SA needs entrepreneurs now more than ever
With sustained weakness in the economy, continued pressure on consumers and growing numbers of job cuts, reliance on the usual notion of traditional employment amounts to nought. The Mozambik group has seen 29% year on year growth with similar numbers forecast for 2020.
“Small to medium enterprises are the absolute key to re-igniting growth in South Africa,” says Nichas, and calls on both government and the private sector to refocus their attention.
“Lip service and slogans do not create opportunity and action speaks louder than policy.” He adds that the barrier to entry when it comes to funding startups or working capital for growth remains high. “I really hope that the upcoming budget turns its attention to driving the economy from the bottom up. While the attraction of foreign direct investment remains critical, equally if not more so the development of our home-economy requires major attention.”
The Mozambik brand started off with a single store in 2005 and has grown to 17 outlets, with plans to double this by 2023. In 2019 alone the group has seen 29% growth in revenue. “In the process, we have created 450 direct employment opportunities with a further catalytic impact of circa 1000 jobs.
“This may seem insignificant in isolation but imagine 10 000 entrepreneurs each creating 100 jobs in every city. Government, financial institutions and development agencies should get this notion in their crosshairs.”
If a business plan has legs, fund it.
“South Africa no longer has the luxury of creating hurdles for entrepreneurs, neither should institutions, financial or otherwise, drag their feet when considering applications. “For entrepreneurs, time is money and funding the biggest challenge of them all. So, while many advertising slogans promise a helping hand, the truth is that sans skin in the game (own funding) an entrepreneur has a next to zero chance of funding a startup. Franchising could present itself as one of the solutions given existing support structures, proven business models and returns.”
He asks: “How many great ideas lie stored in some institutional archive along with missed opportunity?”

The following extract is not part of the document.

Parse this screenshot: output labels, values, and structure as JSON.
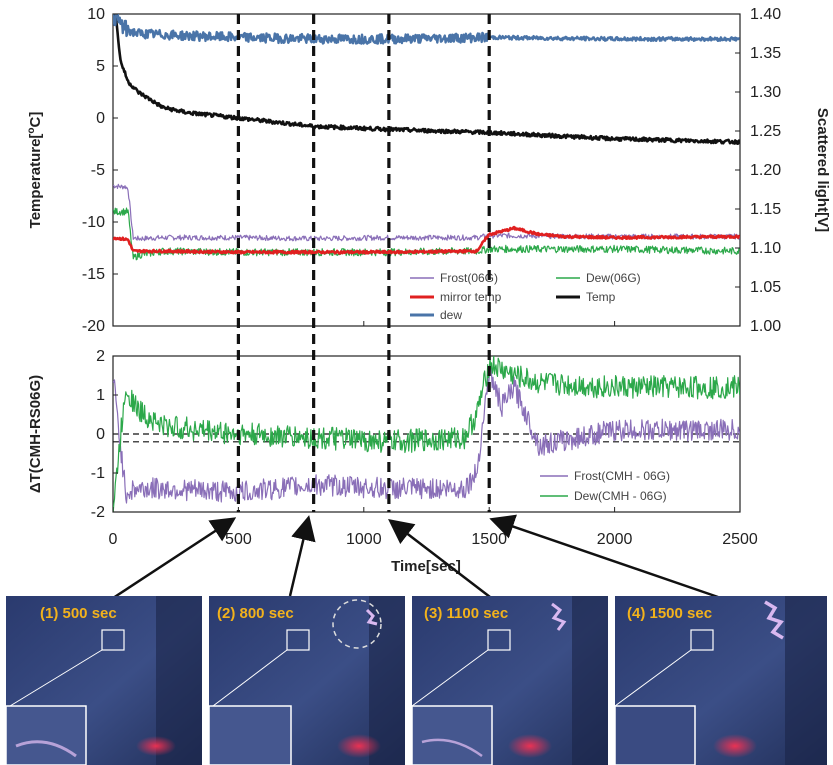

Nichas adds that a solid business plan that supports a good idea is a very real contribution and has a monetary value. It should be a key criterion in lending.
“While not all startups succeed, perhaps government should consider SMME guarantees to financial institutions. After all, imagine if the billions in guarantees for SAA alone was redirected and assisted in backing startups. Imagine the economic benefit we would have tasted by now.”
“We can live with load shedding and we can survive potholes, but South Africa cannot survive without entrepreneurs. We need a Whole of State approach to creating an environment conducive to entrepreneurship, foreign direct investment and creating employment. What we don’t need is another ad campaign, poster or slogan that talks the talk but never walks the walk.”